The William Cresswell Gray Years
After the death of Lawson Johnston, the White Ladye was purchased by William Cresswell Gray (1867-1924). He was chairman of William Gray and Co., of West Hartlepool, one of the largest shipbuilders in the country, a business that had been started by his father in 1863. Gray became chairman in 1898 after the deaths of his older brother in 1896, his father in 1898 and Thomas Mudd, manager of the company's engine works, in 1898. Gray who, enjoyed “yachting”, sent the White Ladye to Hull in 1903 for a new boiler and general overhaul. He arranged for the yacht to be moored in Dartmouth, due to the fact that he had purchased the Membland Estate, South Devon in 1900, about 26 miles from Dartmouth. However, by 1905 the yacht was being offered for charter, and this was taken up by the wealthy American, Bertha Palmer, widow of Potter Palmer from Chicago, who attended Cowes Week that year. She also took the prestigious Egypt House on the seafront in the expectation of entertaining high society. By 1910 the advertisements for the charter of the White Ladye also informed that the yacht was for sale.

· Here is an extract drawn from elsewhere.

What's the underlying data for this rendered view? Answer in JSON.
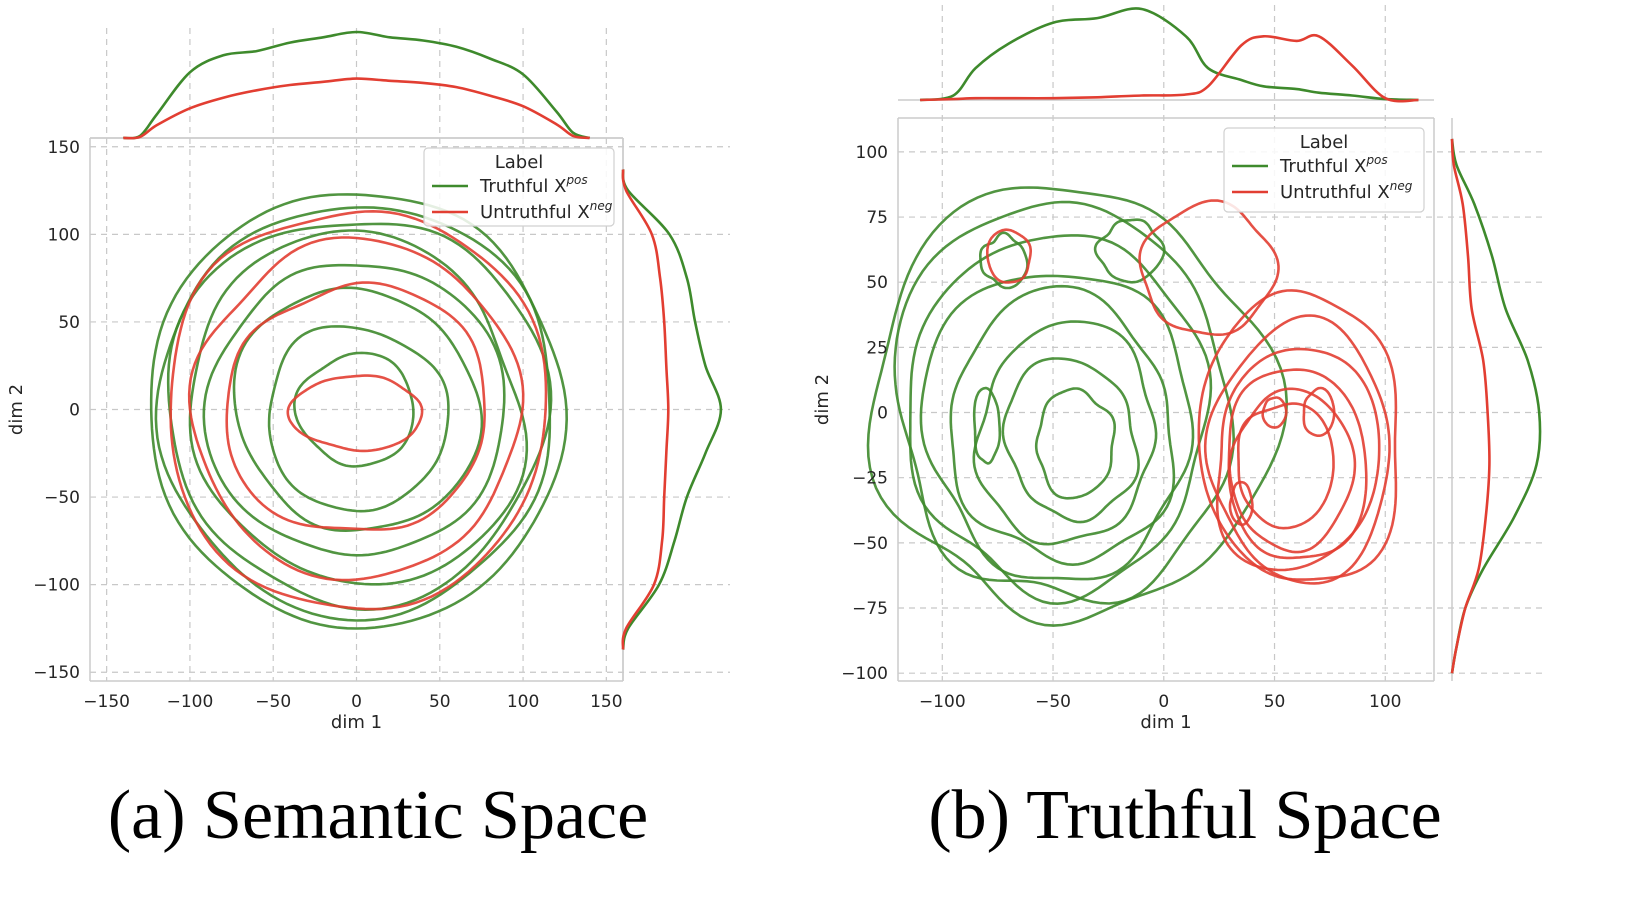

During World War I several of the large steam yachts were purchased by the British Government for use by the Royal Navy, others were put to commercial use. The White Ladye was sold and converted in 1917 for use as a French trawler named La Champagne, owned by Jérôme Malandain de Fécamp. She remained in this role from September 1918 until 1926 when she was laid up at Fécamp. In June 1931 she was used to test the new slipway at Fécamp. In August 1935 she was towed by the Belgian tug Directeur Gerling out of harbour on her final journey to the breakers at Ostende.